Pour lutter contre le fléau de l’insécurité routière, le Maroc a adopté en 2003 une stratégie nationale de la sécurité routière dont la mise en œuvre s’effectue à travers des plans triennaux (plans stratégiques intégrés d’urgence PSIU) articulés autour des axes suivants :
• Coordination et gestion de la sécurité routière à haut niveau
• Législation
• Contrôle et sanctions
• Formation des conducteurs et réforme de l’examen du permis de conduire
• Amélioration des infrastructures et des voiries urbaines
• Amélioration des secours dispensés aux victimes des accidents
• Communication, sensibilisation et éducation routière
À ce jour, trois plans ont été élaborés, couvrant les périodes 2004-2006, 2008-2010 et 2011-2013. Le Code de la route qui constitue l’une des actions du deuxième axe qui est la «législation» ne peut à lui seul apporter des améliorations. Cela implique la mise en œuvre de l’ensemble des actions prévues dans les PSIU simultanément et d’une manière intégrée. Or, le Code de la route qui devrait apporter la crédibilité à l’action du contrôle n’est entré en vigueur qu’en octobre 2010 et sa mise en œuvre a coïncidé avec des circonstances nationales et régionales qui l’ont ralenti notamment en ce qui concerne la montée en charge du contrôle routier. Cependant la mise en œuvre de la stratégie a permis de rompre avec le rythme croissant du nombre des tués qui augmentait d’environ 4,5% par an durant la période 1996-2003. Ce nombre est passé de 2 807 en 1996 à 3 878 en 2003.

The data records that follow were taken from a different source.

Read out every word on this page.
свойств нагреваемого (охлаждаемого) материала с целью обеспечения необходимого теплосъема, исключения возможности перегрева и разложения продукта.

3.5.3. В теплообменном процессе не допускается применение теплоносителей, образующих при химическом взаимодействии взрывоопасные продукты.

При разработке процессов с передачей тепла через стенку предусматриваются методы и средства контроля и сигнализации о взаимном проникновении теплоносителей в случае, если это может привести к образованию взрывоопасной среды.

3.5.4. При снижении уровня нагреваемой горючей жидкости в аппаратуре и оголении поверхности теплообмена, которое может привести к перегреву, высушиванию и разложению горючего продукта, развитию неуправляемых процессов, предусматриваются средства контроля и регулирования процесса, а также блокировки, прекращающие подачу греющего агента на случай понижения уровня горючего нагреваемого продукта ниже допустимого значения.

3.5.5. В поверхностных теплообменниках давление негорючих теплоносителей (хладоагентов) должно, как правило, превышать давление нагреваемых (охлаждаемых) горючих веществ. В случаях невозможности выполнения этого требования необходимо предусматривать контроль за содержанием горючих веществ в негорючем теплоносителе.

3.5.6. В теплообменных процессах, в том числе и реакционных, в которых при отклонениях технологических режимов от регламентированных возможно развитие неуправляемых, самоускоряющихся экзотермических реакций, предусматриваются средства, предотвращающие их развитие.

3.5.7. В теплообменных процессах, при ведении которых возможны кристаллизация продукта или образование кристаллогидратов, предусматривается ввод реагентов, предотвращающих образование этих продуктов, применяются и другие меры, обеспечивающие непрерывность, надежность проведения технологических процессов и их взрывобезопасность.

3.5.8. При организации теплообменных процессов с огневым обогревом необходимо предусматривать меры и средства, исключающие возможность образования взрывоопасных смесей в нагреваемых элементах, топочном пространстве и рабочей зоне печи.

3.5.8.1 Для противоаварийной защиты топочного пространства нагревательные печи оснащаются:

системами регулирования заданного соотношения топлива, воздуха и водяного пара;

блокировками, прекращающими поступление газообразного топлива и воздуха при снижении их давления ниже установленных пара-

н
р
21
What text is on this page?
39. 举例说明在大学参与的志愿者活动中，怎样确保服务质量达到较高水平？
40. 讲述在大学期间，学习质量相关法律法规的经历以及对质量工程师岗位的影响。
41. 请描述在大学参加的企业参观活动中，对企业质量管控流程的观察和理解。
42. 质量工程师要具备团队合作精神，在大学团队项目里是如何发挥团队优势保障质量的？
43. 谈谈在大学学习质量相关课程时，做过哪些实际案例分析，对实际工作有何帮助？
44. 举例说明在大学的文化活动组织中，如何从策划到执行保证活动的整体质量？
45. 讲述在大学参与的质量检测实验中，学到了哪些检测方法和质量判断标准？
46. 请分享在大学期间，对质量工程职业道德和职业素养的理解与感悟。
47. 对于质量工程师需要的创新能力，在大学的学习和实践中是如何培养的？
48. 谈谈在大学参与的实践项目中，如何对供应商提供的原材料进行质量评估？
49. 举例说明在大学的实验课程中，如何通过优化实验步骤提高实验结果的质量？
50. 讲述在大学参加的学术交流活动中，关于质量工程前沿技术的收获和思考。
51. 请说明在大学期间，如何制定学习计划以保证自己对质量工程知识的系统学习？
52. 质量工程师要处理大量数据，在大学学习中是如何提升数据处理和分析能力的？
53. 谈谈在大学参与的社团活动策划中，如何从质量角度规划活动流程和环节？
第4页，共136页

Les résultats enregistrés après 2003 restent mitigés, mais marquent une stagnation du nombre de tués malgré l’augmentation du trafic routier et du parc automobile (par véhicule ce nombre baisse).
D’ailleurs l’année 2012 a été marquée par un retour léger à la baisse et les 10 premiers mois de 2013 enregistrent à présent selon les statistiques provisoires une diminution de 9,25% dans le nombre des tuées et 8,33% dans le nombre des blessés graves en comparaison avec les 10 premiers mois de 2012. Ces résultats traduisent les efforts déployés en matière de pérennisation du mode de gouvernance de la sécurité routière et de la montée en charge soutenue de la mise en œuvre des dispositions du Code de la route, notamment en matière de contrôle routier.
Avez-vous prévu des changements au niveau du Code ?
S’agissant de la révision des dispositions du Code de la route, elle concernera les dispositions difficiles à mettre en œuvre, notamment les sanctions privatives de liberté, suite aux accidents corporels. Le ministère a recueilli les propositions de toutes les administrations concernées ainsi que celles des représentations professionnelles. Le projet de loi modifiant la loi 2.05 sera mis dans le circuit d’approbation avant le mois de décembre 2013.
Quelles sont les mesures prises par le gouvernement pour lutter contre le fléau ?
Le gouvernement accorde une priorité particulière pour ce dossier. Des réunions régulières sont tenues sous la présidence du Chef de gouvernement qui a fixé des orientations claires et précises pour la période 2013-2016 avec un plan d’action qui s’articule autour des actions
suivantes :
• Renforcement du contrôle de la vitesse hors agglomération en y introduisant en plus du contrôle par radars fixes, le contrôle par radars patrouilles.
• Redynamisation des brigades mobiles de contrôle routier BMCR relavant de la sûreté nationale pour le renforcement du contrôle du respect des règles de la circulation en agglomération.
• Adoption de nouvelles technologies dans le contrôle routier des autocars affectés au transport public des voyageurs (GPS, éthylotest anti démarrage,
• Amélioration de l’infrastructure en adoptant un programme spécial d’aménagement sécurité routière estimé à 3 milliards de dirhams sur la période 2014-2017 dont 1,5 milliard pour le traitement des points noirs.
• Amélioration du secours à travers la mise à niveau du parc ambulancier pour la prise en charge des victimes sur le lieu d’accident et durant leur transfert aux urgences.
• Renforcement et consolidation des efforts en matière de sensibilisation.